Oh my goodness. 'The Bone Sparrow' - where to start?
So far all the Carnegie books (well the ones that I've read, Sputnik is probably an exception) have been from the point of view of teens, or young adults; giving the people of similar ages reading them some relatability. It is good, but these characters are all very advanced in their teenage thinking, and you can't help but compare yourself to them, and find your intellect falling short!
So when I started reading Bone Sparrow - a refugee story from the PoV of a 10 year old - I couldn't help feeling cheated at first. These were meant to be deep, meaningful books, not a little boy's diary! However, about 5 chapters in, you start to realise it's a lot more than that. Subhi displays raw emotion, hope and belief that you don't get in those with more years to their names. It didn't shield any information about the refugee camp, as the child wouldn't have felt the need to.
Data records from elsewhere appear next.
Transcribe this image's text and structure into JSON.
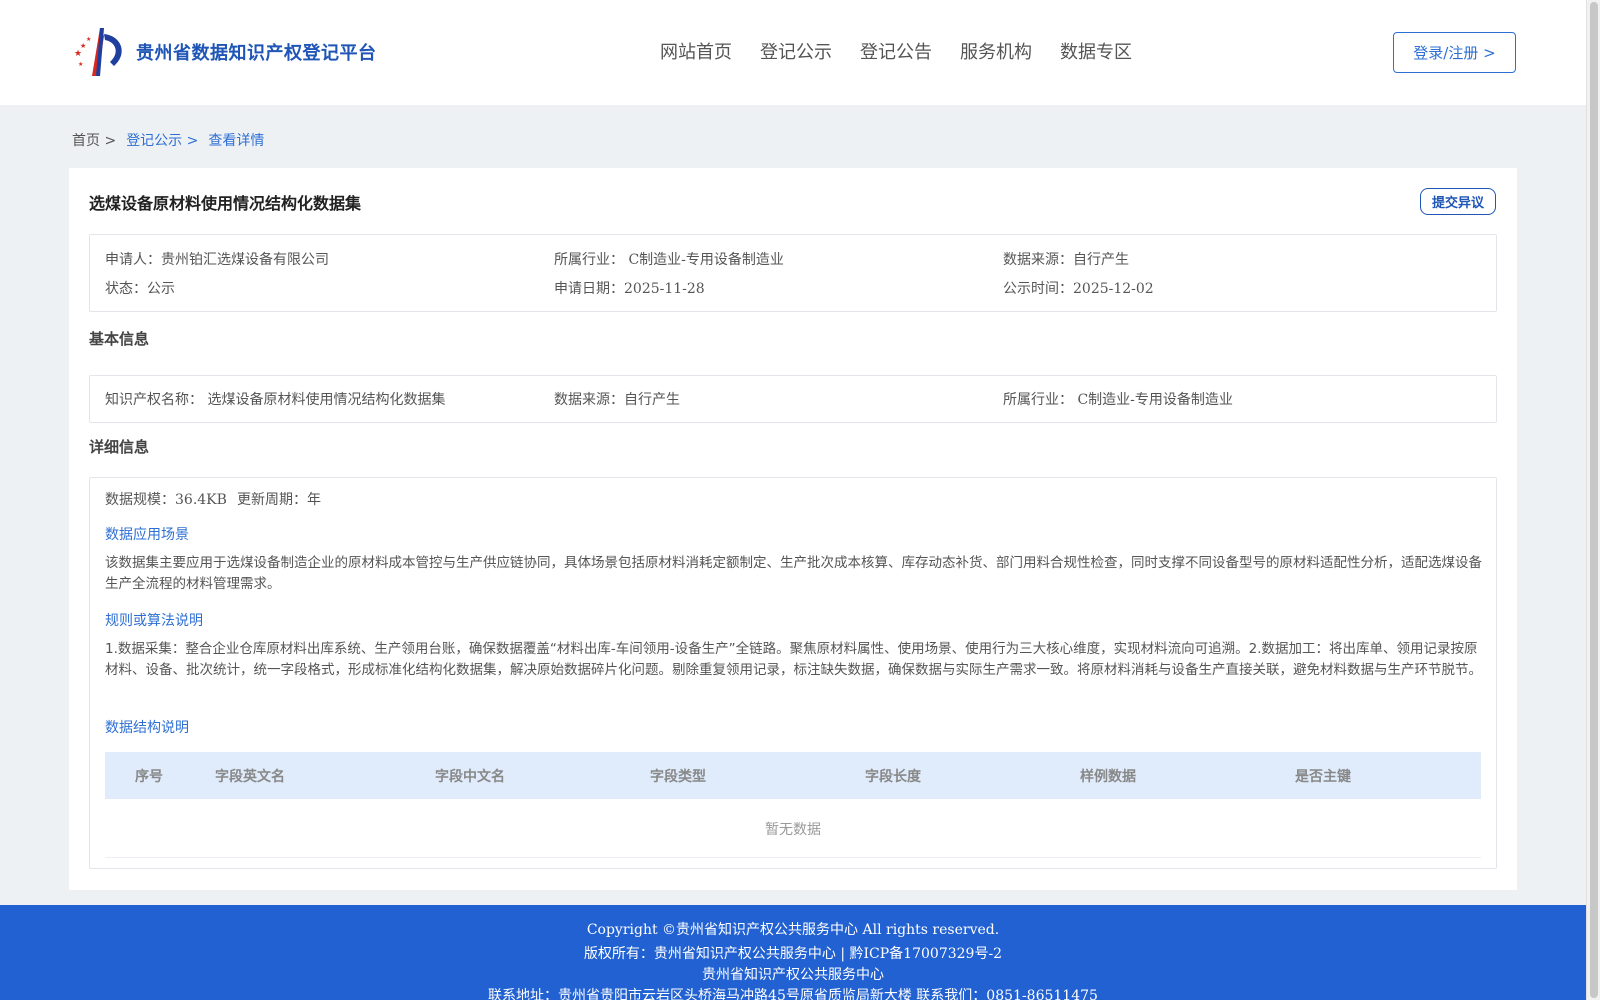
{
  "header": {
    "logo_title": "贵州省数据知识产权登记平台",
    "nav": [
      "网站首页",
      "登记公示",
      "登记公告",
      "服务机构",
      "数据专区"
    ],
    "login_label": "登录/注册 >"
  },
  "breadcrumb": {
    "home": "首页 >",
    "list": "登记公示 >",
    "current": "查看详情"
  },
  "record": {
    "title": "选煤设备原材料使用情况结构化数据集",
    "objection_label": "提交异议",
    "meta": {
      "applicant_label": "申请人：",
      "applicant": "贵州铂汇选煤设备有限公司",
      "industry_label": "所属行业：",
      "industry": "C制造业-专用设备制造业",
      "source_label": "数据来源：",
      "source": "自行产生",
      "status_label": "状态：",
      "status": "公示",
      "apply_date_label": "申请日期：",
      "apply_date": "2025-11-28",
      "publish_date_label": "公示时间：",
      "publish_date": "2025-12-02"
    }
  },
  "basic": {
    "title": "基本信息",
    "ip_name_label": "知识产权名称：",
    "ip_name": "选煤设备原材料使用情况结构化数据集",
    "source_label": "数据来源：",
    "source": "自行产生",
    "industry_label": "所属行业：",
    "industry": "C制造业-专用设备制造业"
  },
  "detail": {
    "title": "详细信息",
    "scale_label": "数据规模：",
    "scale": "36.4KB",
    "cycle_label": "更新周期：",
    "cycle": "年",
    "scenario_title": "数据应用场景",
    "scenario_text": "该数据集主要应用于选煤设备制造企业的原材料成本管控与生产供应链协同，具体场景包括原材料消耗定额制定、生产批次成本核算、库存动态补货、部门用料合规性检查，同时支撑不同设备型号的原材料适配性分析，适配选煤设备生产全流程的材料管理需求。",
    "rules_title": "规则或算法说明",
    "rules_text": "1.数据采集：整合企业仓库原材料出库系统、生产领用台账，确保数据覆盖“材料出库-车间领用-设备生产”全链路。聚焦原材料属性、使用场景、使用行为三大核心维度，实现材料流向可追溯。2.数据加工：将出库单、领用记录按原材料、设备、批次统计，统一字段格式，形成标准化结构化数据集，解决原始数据碎片化问题。剔除重复领用记录，标注缺失数据，确保数据与实际生产需求一致。将原材料消耗与设备生产直接关联，避免材料数据与生产环节脱节。",
    "structure_title": "数据结构说明",
    "table_headers": [
      "序号",
      "字段英文名",
      "字段中文名",
      "字段类型",
      "字段长度",
      "样例数据",
      "是否主键"
    ],
    "empty_text": "暂无数据"
  },
  "footer": {
    "copyright": "Copyright ©贵州省知识产权公共服务中心 All rights reserved.",
    "owner": "版权所有：贵州省知识产权公共服务中心 | 黔ICP备17007329号-2",
    "org": "贵州省知识产权公共服务中心",
    "address": "联系地址：贵州省贵阳市云岩区头桥海马冲路45号原省质监局新大楼 联系我们：0851-86511475"
  },
  "colors": {
    "brand": "#1f55b6",
    "link": "#2e6fd4",
    "footer_bg": "#2261d2",
    "table_head_bg": "#e0ecfb"
  }
}
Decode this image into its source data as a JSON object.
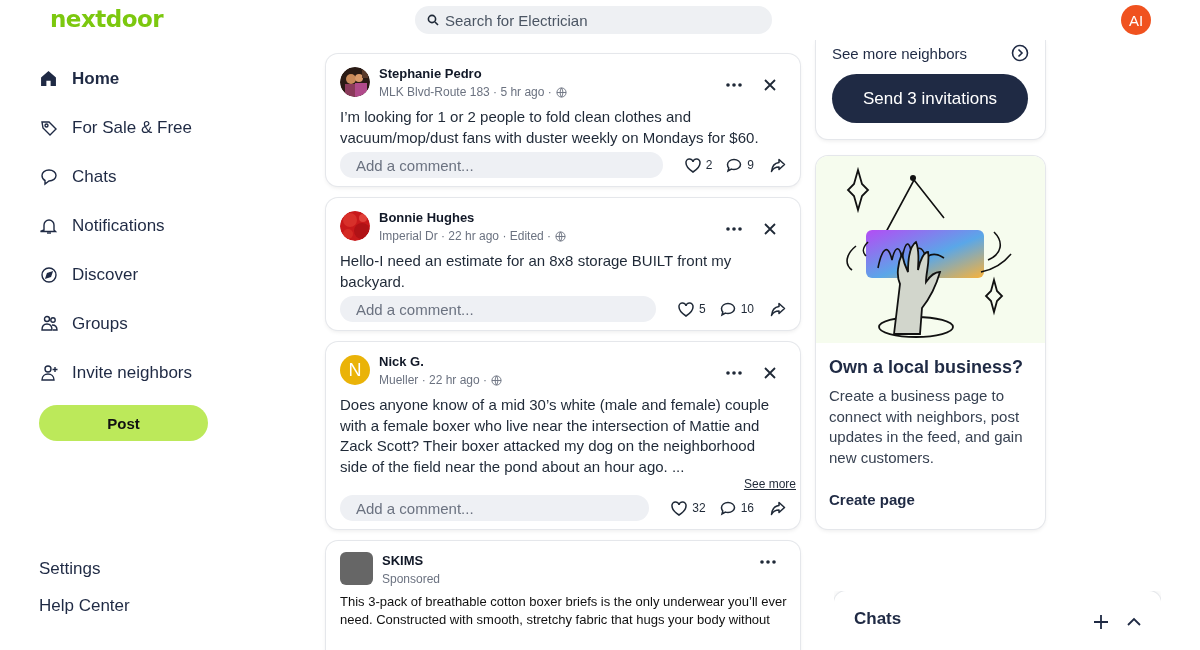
{
  "header": {
    "logo": "nextdoor",
    "search": {
      "placeholder": "Search for Electrician"
    },
    "avatar": "AI"
  },
  "sidebar": {
    "items": [
      {
        "label": "Home",
        "selected": true
      },
      {
        "label": "For Sale & Free",
        "selected": false
      },
      {
        "label": "Chats",
        "selected": false
      },
      {
        "label": "Notifications",
        "selected": false
      },
      {
        "label": "Discover",
        "selected": false
      },
      {
        "label": "Groups",
        "selected": false
      },
      {
        "label": "Invite neighbors",
        "selected": false
      }
    ],
    "post_button": "Post",
    "footer_links": [
      "Settings",
      "Help Center"
    ]
  },
  "feed": {
    "posts": [
      {
        "kind": "post",
        "author": "Stephanie Pedro",
        "meta": "MLK Blvd-Route 183 · 5 hr ago ·",
        "body": "I’m looking for 1 or 2 people to fold clean clothes and vacuum/mop/dust fans with duster weekly on Mondays for $60.",
        "comment_placeholder": "Add a comment...",
        "likes": "2",
        "comments": "9"
      },
      {
        "kind": "post",
        "author": "Bonnie Hughes",
        "meta": "Imperial Dr · 22 hr ago · Edited ·",
        "body": "Hello-I need an estimate for an 8x8 storage BUILT front my backyard.",
        "comment_placeholder": "Add a comment...",
        "likes": "5",
        "comments": "10"
      },
      {
        "kind": "post",
        "author": "Nick G.",
        "avatar": {
          "kind": "initial",
          "text": "N",
          "color": "#eab308"
        },
        "meta": "Mueller · 22 hr ago ·",
        "body": "Does anyone know of a mid 30’s white (male and female) couple with a female boxer who live near the intersection of Mattie and Zack Scott? Their boxer attacked my dog on the neighborhood side of the field near the pond about an hour ago.  ...",
        "see_more": "See more",
        "comment_placeholder": "Add a comment...",
        "likes": "32",
        "comments": "16"
      },
      {
        "kind": "ad",
        "author": "SKIMS",
        "meta": "Sponsored",
        "body": "This 3-pack of breathable cotton boxer briefs is the only underwear you’ll ever need. Constructed with smooth, stretchy fabric that hugs your body without"
      }
    ]
  },
  "invite": {
    "see_more": "See more neighbors",
    "button": "Send 3 invitations"
  },
  "business": {
    "title": "Own a local business?",
    "body": "Create a business page to connect with neighbors, post updates in the feed, and gain new customers.",
    "link": "Create page"
  },
  "chats_panel": {
    "title": "Chats"
  }
}
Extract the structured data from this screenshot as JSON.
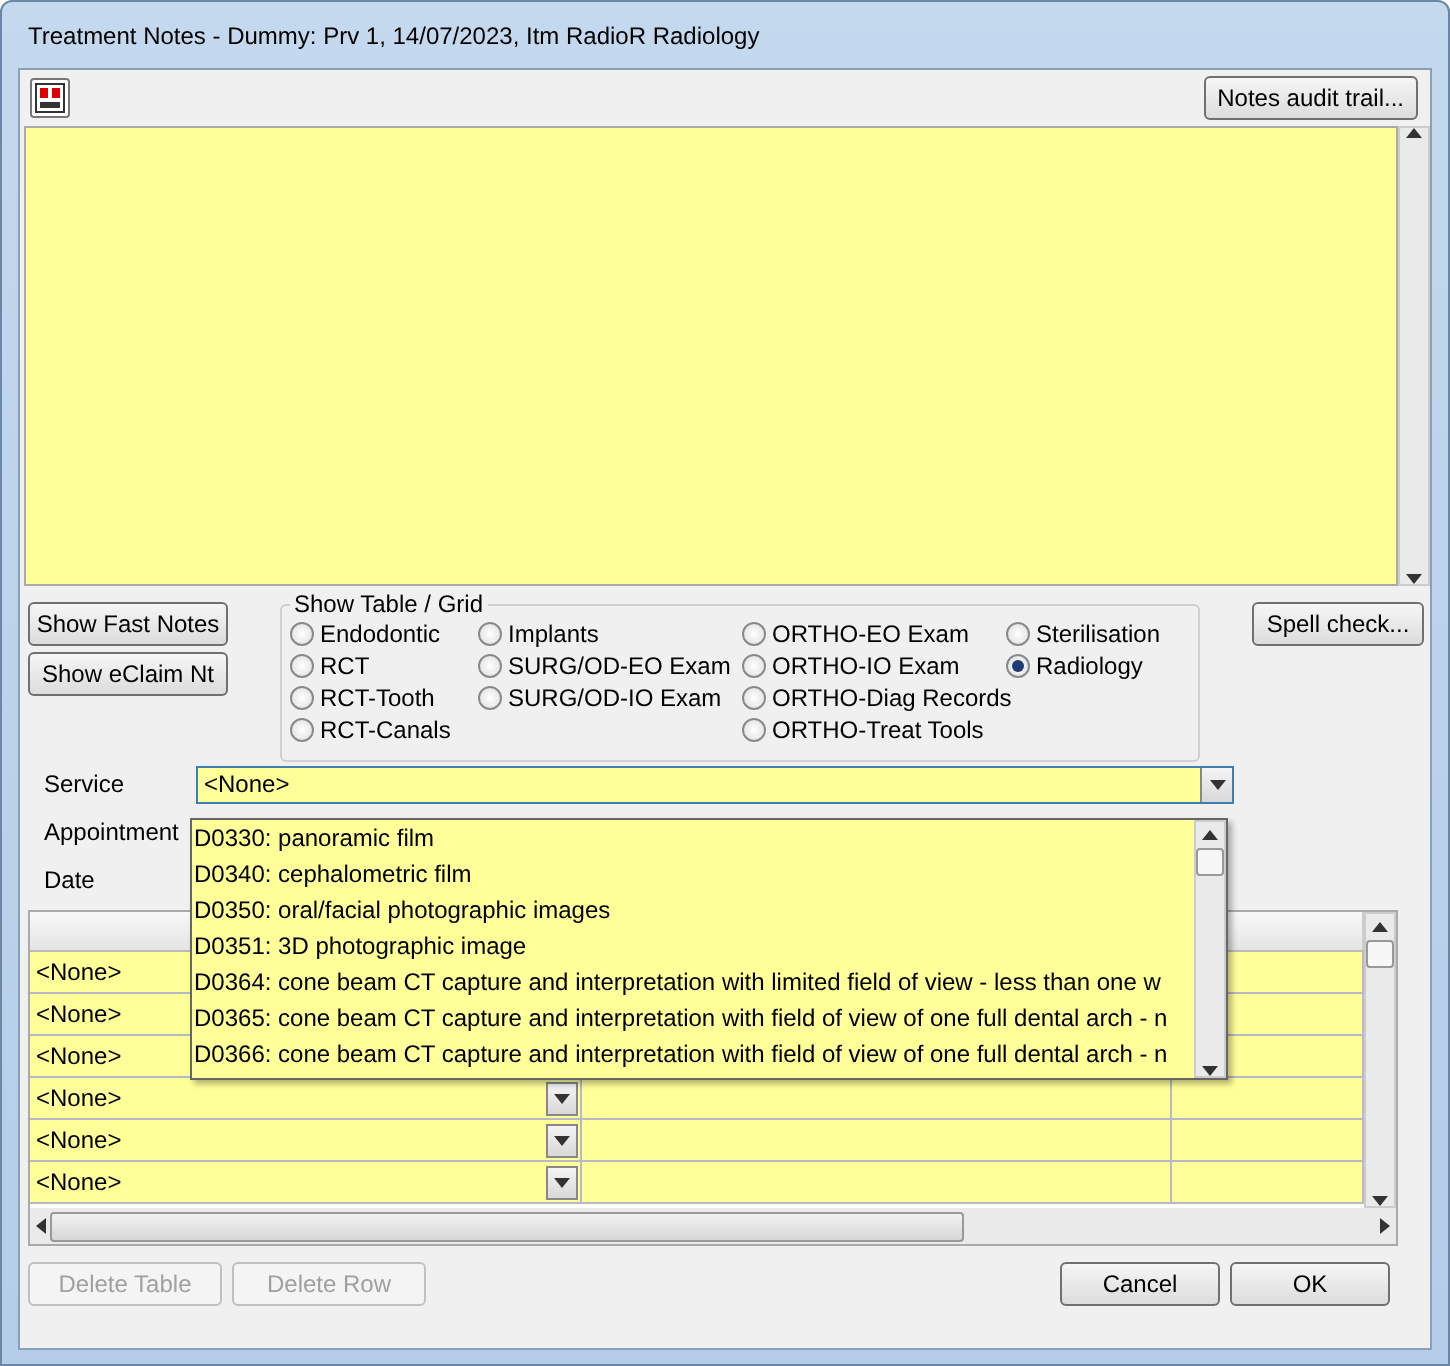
{
  "window": {
    "title": "Treatment Notes - Dummy: Prv 1, 14/07/2023, Itm RadioR Radiology"
  },
  "toolbar": {
    "audit_button": "Notes audit trail..."
  },
  "side_buttons": [
    "Show Fast Notes",
    "Show eClaim Nt"
  ],
  "table_grid_group": {
    "title": "Show Table / Grid",
    "columns": [
      {
        "options": [
          {
            "label": "Endodontic",
            "selected": false
          },
          {
            "label": "RCT",
            "selected": false
          },
          {
            "label": "RCT-Tooth",
            "selected": false
          },
          {
            "label": "RCT-Canals",
            "selected": false
          }
        ]
      },
      {
        "options": [
          {
            "label": "Implants",
            "selected": false
          },
          {
            "label": "SURG/OD-EO Exam",
            "selected": false
          },
          {
            "label": "SURG/OD-IO Exam",
            "selected": false
          }
        ]
      },
      {
        "options": [
          {
            "label": "ORTHO-EO Exam",
            "selected": false
          },
          {
            "label": "ORTHO-IO Exam",
            "selected": false
          },
          {
            "label": "ORTHO-Diag Records",
            "selected": false
          },
          {
            "label": "ORTHO-Treat Tools",
            "selected": false
          }
        ]
      },
      {
        "options": [
          {
            "label": "Sterilisation",
            "selected": false
          },
          {
            "label": "Radiology",
            "selected": true
          }
        ]
      }
    ]
  },
  "spell_check_button": "Spell check...",
  "form": {
    "service": {
      "label": "Service",
      "value": "<None>",
      "expanded": true
    },
    "appointment": {
      "label": "Appointment"
    },
    "date": {
      "label": "Date"
    }
  },
  "service_dropdown": {
    "items": [
      "D0330: panoramic film",
      "D0340: cephalometric film",
      "D0350: oral/facial photographic images",
      "D0351: 3D photographic image",
      "D0364: cone beam CT capture and interpretation with limited field of view - less than one w",
      "D0365: cone beam CT capture and interpretation with field of view of one full dental arch - n",
      "D0366: cone beam CT capture and interpretation with field of view of one full dental arch - n"
    ]
  },
  "grid": {
    "rows": [
      {
        "column_1": "<None>"
      },
      {
        "column_1": "<None>"
      },
      {
        "column_1": "<None>"
      },
      {
        "column_1": "<None>"
      },
      {
        "column_1": "<None>"
      },
      {
        "column_1": "<None>"
      }
    ]
  },
  "buttons": [
    {
      "label": "Delete Table",
      "disabled": true
    },
    {
      "label": "Delete Row",
      "disabled": true
    },
    {
      "label": "Cancel",
      "disabled": false
    },
    {
      "label": "OK",
      "disabled": false
    }
  ]
}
He said what he thought without thinking someone would read it. Yes, I do know he is just a character, and didn't actually write the book, but he's entirely plausible one, and could have easily written this.
Some people feel the opposite. That a 10 year old character couldn't properly be written about in the first person in such a shocking story. But you don't have to have depression to be shocking: Subhi is such an optimistic, bouncy person that he shines a much needed light on the situation.
Overall, I loved this book. Its quirky duck conversations, Jimmie's midnight escapades and Harley's unique compassion. I may be biased as it's the last book of the Carnegie shortlist I will be reading, so the freshest in my memory, but I will be voting for 'The Bone Sparrow' as my winner.